Theresa May


UK has seen an increase in the number of Indian nationals who are potential victims of modern day slavery. In 2016, the number was just 100 but 2017 saw the numbers jump to 140, UK government statistics show.

Of the total figure, 25 were victims of domestic servitude, 90 of labour exploitation, 18 of sexual exploitation, and the others fell under the category of unknown exploitation, reported PTI, adding that India was among the top 10 most vulnerable nations.

UK topped with 819 victims in 2017, followed by Albania (777) and Vietnam (739).

“It is our assessment that the increase we are seeing here is driven by an increased awareness and greater reporting of modern slavery and that is to be welcomed,” National Crime Agency director Will Kerr was quoted as saying by PTI. “However, it also adds further evidence to our view that the figures almost certainly represent an underestimate of the true scale of slavery and trafficking in the UK,” he added.

The British government has put in place several measures to tackle modern day slavery.
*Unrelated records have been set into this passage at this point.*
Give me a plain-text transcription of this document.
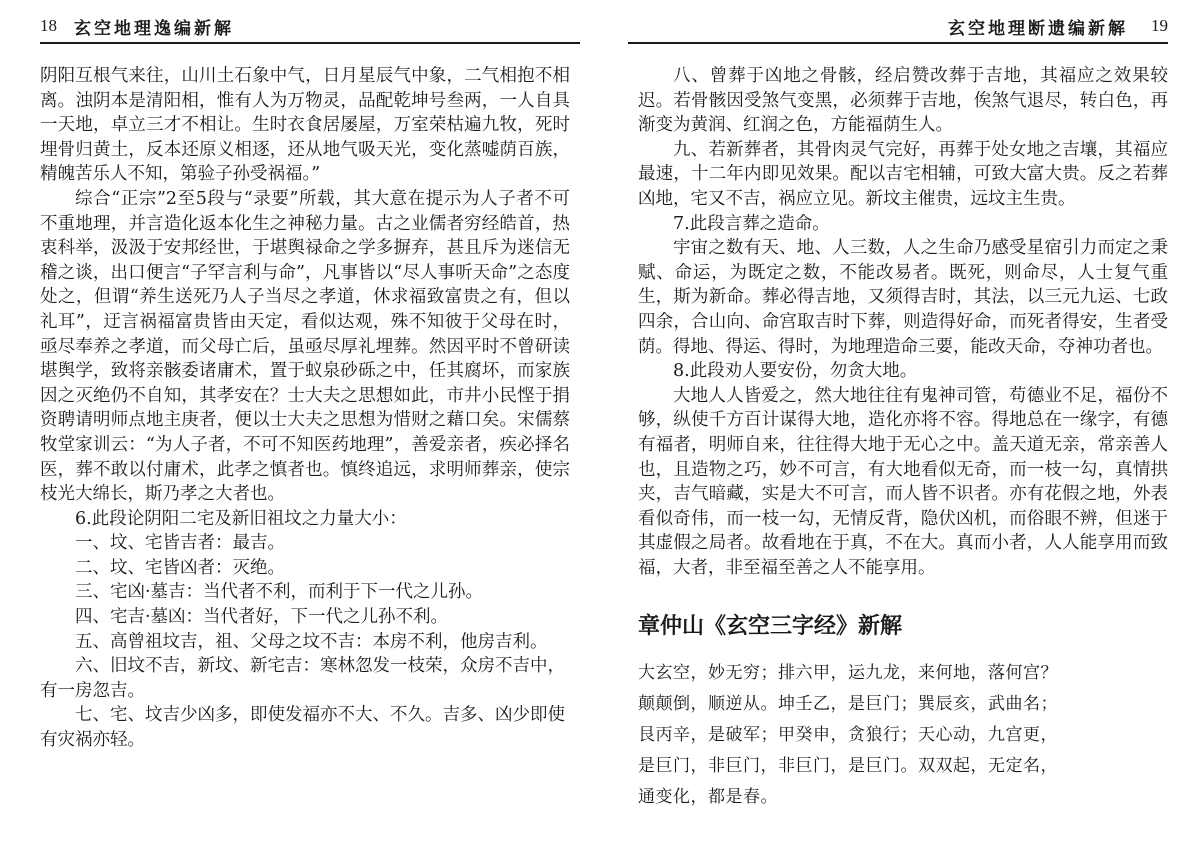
18 玄空地理逸编新解

阴阳互根气来往，山川土石象中气，日月星辰气中象，二气相抱不相离。浊阴本是清阳相，惟有人为万物灵，品配乾坤号叁两，一人自具一天地，卓立三才不相让。生时衣食居屡屋，万室荣枯遍九牧，死时埋骨归黄土，反本还原义相逐，还从地气吸天光，变化蒸嘘荫百族，精魄苦乐人不知，第验子孙受祸福。”

综合“正宗”2至5段与“录要”所载，其大意在提示为人子者不可不重地理，并言造化返本化生之神秘力量。古之业儒者穷经皓首，热衷科举，汲汲于安邦经世，于堪舆禄命之学多摒弃，甚且斥为迷信无稽之谈，出口便言“子罕言利与命”，凡事皆以“尽人事听天命”之态度处之，但谓“养生送死乃人子当尽之孝道，休求福致富贵之有，但以礼耳”，迂言祸福富贵皆由天定，看似达观，殊不知彼于父母在时，亟尽奉养之孝道，而父母亡后，虽亟尽厚礼埋葬。然因平时不曾研读堪舆学，致将亲骸委诸庸术，置于蚁泉砂砾之中，任其腐坏，而家族因之灭绝仍不自知，其孝安在？士大夫之思想如此，市井小民悭于捐资聘请明师点地主庚者，便以士大夫之思想为惜财之藉口矣。宋儒蔡牧堂家训云：“为人子者，不可不知医药地理”，善爱亲者，疾必择名医，葬不敢以付庸术，此孝之慎者也。慎终追远，求明师葬亲，使宗枝光大绵长，斯乃孝之大者也。

6.此段论阴阳二宅及新旧祖坟之力量大小：

一、坟、宅皆吉者：最吉。

二、坟、宅皆凶者：灭绝。

三、宅凶·墓吉：当代者不利，而利于下一代之儿孙。

四、宅吉·墓凶：当代者好，下一代之儿孙不利。

五、高曾祖坟吉，祖、父母之坟不吉：本房不利，他房吉利。

六、旧坟不吉，新坟、新宅吉：寒林忽发一枝荣，众房不吉中，有一房忽吉。

七、宅、坟吉少凶多，即使发福亦不大、不久。吉多、凶少即使有灾祸亦轻。

玄空地理断遗编新解 19

八、曾葬于凶地之骨骸，经启赞改葬于吉地，其福应之效果较迟。若骨骸因受煞气变黑，必须葬于吉地，俟煞气退尽，转白色，再渐变为黄润、红润之色，方能福荫生人。

九、若新葬者，其骨肉灵气完好，再葬于处女地之吉壤，其福应最速，十二年内即见效果。配以吉宅相辅，可致大富大贵。反之若葬凶地，宅又不吉，祸应立见。新坟主催贵，远坟主生贵。

7.此段言葬之造命。

宇宙之数有天、地、人三数，人之生命乃感受星宿引力而定之秉赋、命运，为既定之数，不能改易者。既死，则命尽，人士复气重生，斯为新命。葬必得吉地，又须得吉时，其法，以三元九运、七政四余，合山向、命宫取吉时下葬，则造得好命，而死者得安，生者受荫。得地、得运、得时，为地理造命三要，能改天命，夺神功者也。

8.此段劝人要安份，勿贪大地。

大地人人皆爱之，然大地往往有鬼神司管，苟德业不足，福份不够，纵使千方百计谋得大地，造化亦将不容。得地总在一缘字，有德有福者，明师自来，往往得大地于无心之中。盖天道无亲，常亲善人也，且造物之巧，妙不可言，有大地看似无奇，而一枝一勾，真情拱夹，吉气暗藏，实是大不可言，而人皆不识者。亦有花假之地，外表看似奇伟，而一枝一勾，无情反背，隐伏凶机，而俗眼不辨，但迷于其虚假之局者。故看地在于真，不在大。真而小者，人人能享用而致福，大者，非至福至善之人不能享用。

章仲山《玄空三字经》新解

大玄空，妙无穷；排六甲，运九龙，来何地，落何宫？

颠颠倒，顺逆从。坤壬乙，是巨门；巽辰亥，武曲名；

艮丙辛，是破军；甲癸申，贪狼行；天心动，九宫更，

是巨门，非巨门，非巨门，是巨门。双双起，无定名，

通变化，都是春。
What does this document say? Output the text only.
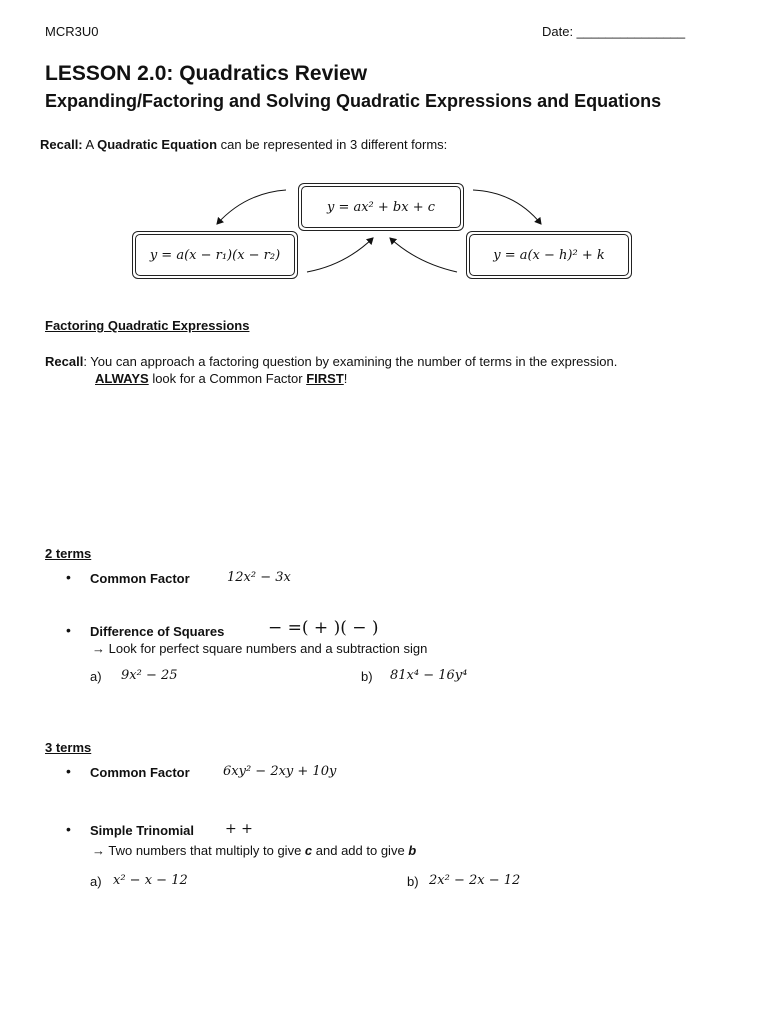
MCR3U0	Date: _______________
LESSON 2.0: Quadratics Review
Expanding/Factoring and Solving Quadratic Expressions and Equations
Recall: A Quadratic Equation can be represented in 3 different forms:
y = ax² + bx + c
y = a(x − r₁)(x − r₂)	y = a(x − h)² + k
Factoring Quadratic Expressions
Recall: You can approach a factoring question by examining the number of terms in the expression.
ALWAYS look for a Common Factor FIRST!
2 terms
• Common Factor	12x² − 3x
• Difference of Squares	− =( + )( − )
→ Look for perfect square numbers and a subtraction sign
a) 9x² − 25	b) 81x⁴ − 16y⁴
3 terms
• Common Factor	6xy² − 2xy + 10y
• Simple Trinomial + +
→ Two numbers that multiply to give c and add to give b
a) x² − x − 12	b) 2x² − 2x − 12
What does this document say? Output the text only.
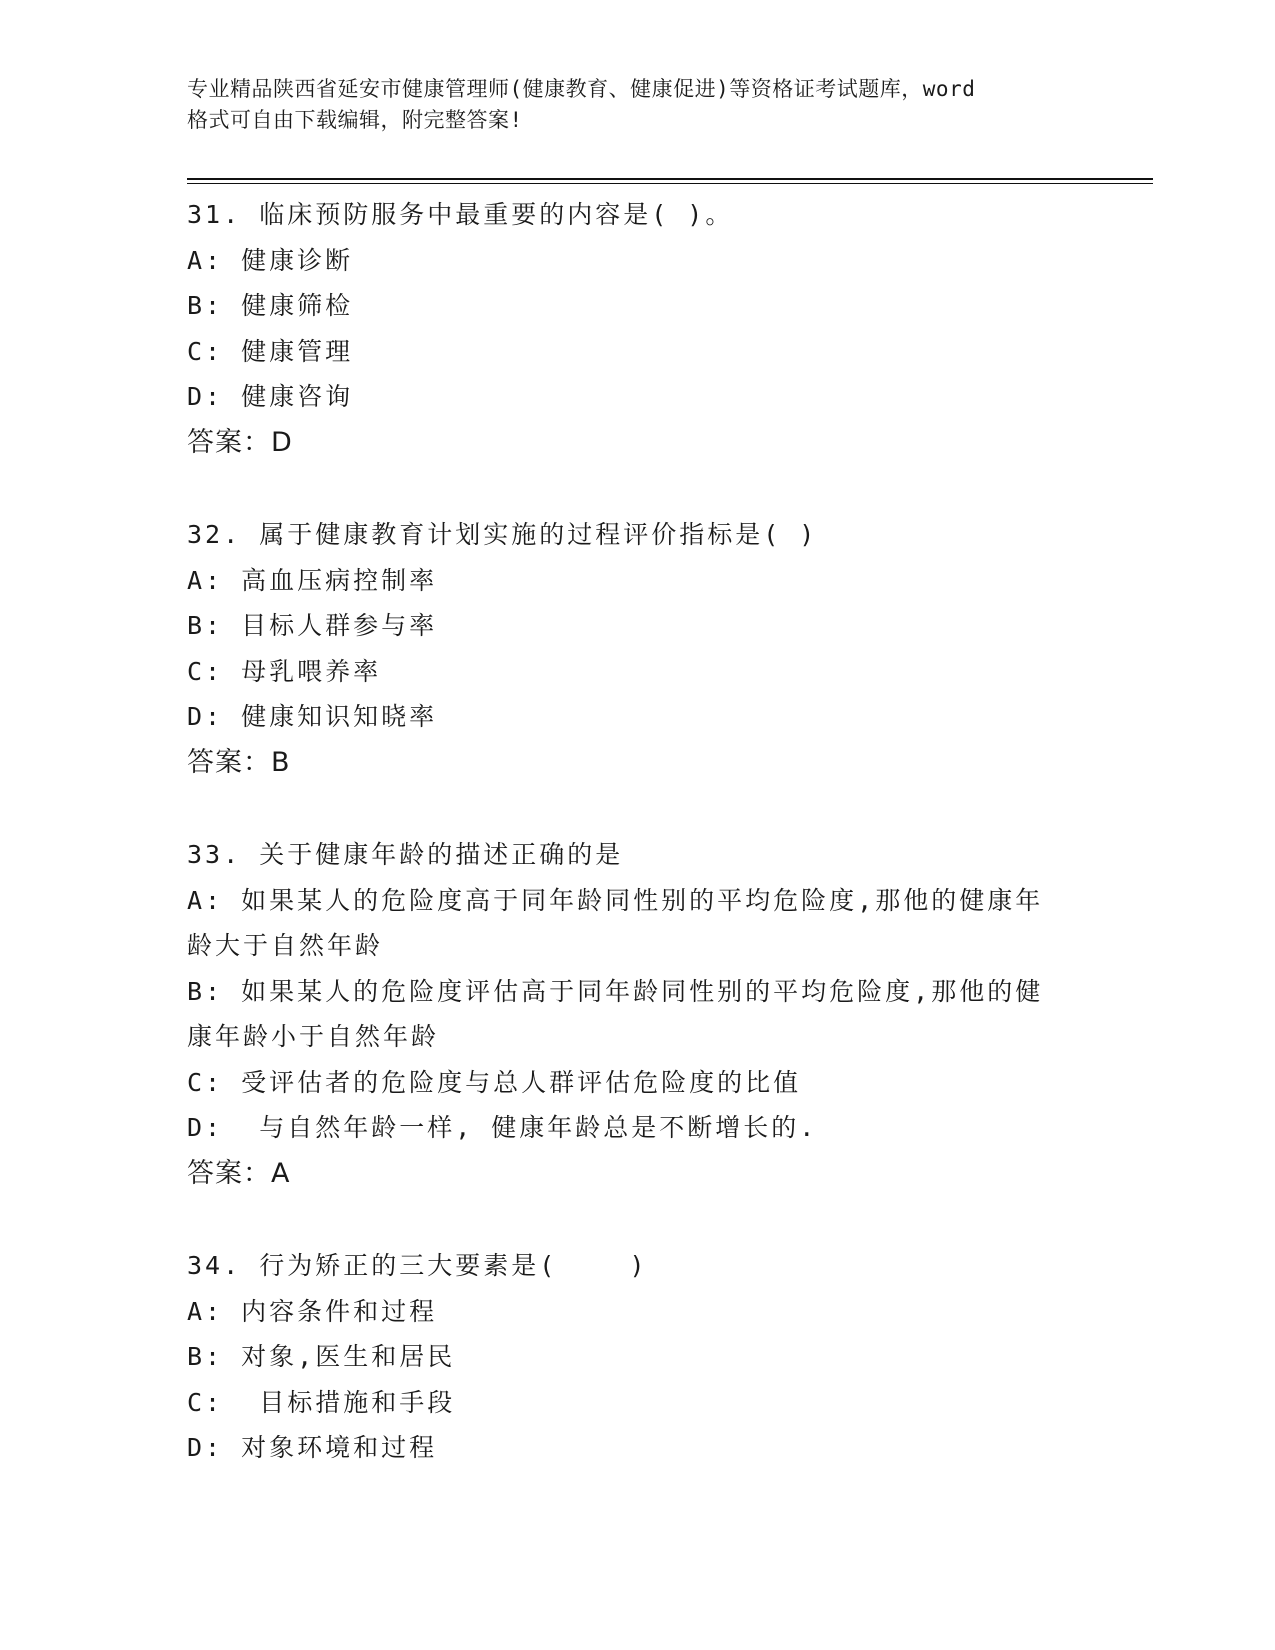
专业精品陕西省延安市健康管理师(健康教育、健康促进)等资格证考试题库，word
格式可自由下载编辑，附完整答案!
31. 临床预防服务中最重要的内容是( )。
A: 健康诊断
B: 健康筛检
C: 健康管理
D: 健康咨询
答案：D
32. 属于健康教育计划实施的过程评价指标是( )
A: 高血压病控制率
B: 目标人群参与率
C: 母乳喂养率
D: 健康知识知晓率
答案：B
33. 关于健康年龄的描述正确的是
A: 如果某人的危险度高于同年龄同性别的平均危险度,那他的健康年龄大于自然年龄
B: 如果某人的危险度评估高于同年龄同性别的平均危险度,那他的健康年龄小于自然年龄
C: 受评估者的危险度与总人群评估危险度的比值
D:  与自然年龄一样, 健康年龄总是不断增长的.
答案：A
34. 行为矫正的三大要素是(    )
A: 内容条件和过程
B: 对象,医生和居民
C:  目标措施和手段
D: 对象环境和过程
In 2016, British Prime Minister Theresa May launched the Modern Slavery Task Force to bring perpetrators to court under the country’s Modern Slavery Act.

“We owe it to the innocent men, women and children who are being tricked into a life of hard labour and abuse to rid our world of this evil,” she said.

However, there are many challenges to tackle modern slavery in the UK.

According to a report on Antislavery.org, there’s increased awareness among law enforcement officials regarding modern slavery. However, there are still cases where people are turned away from police stations and not believed, and those forced into crime treated as criminals. There are also instances where people from outside the EU are not “recognised as victims of trafficking and are often ordered to be deported rather than protected. Visa rules also prevent overseas domestic workers from leaving abusive employers and seeking out new ones. This often leads them to suffer abuse in silence,” the site pointed out.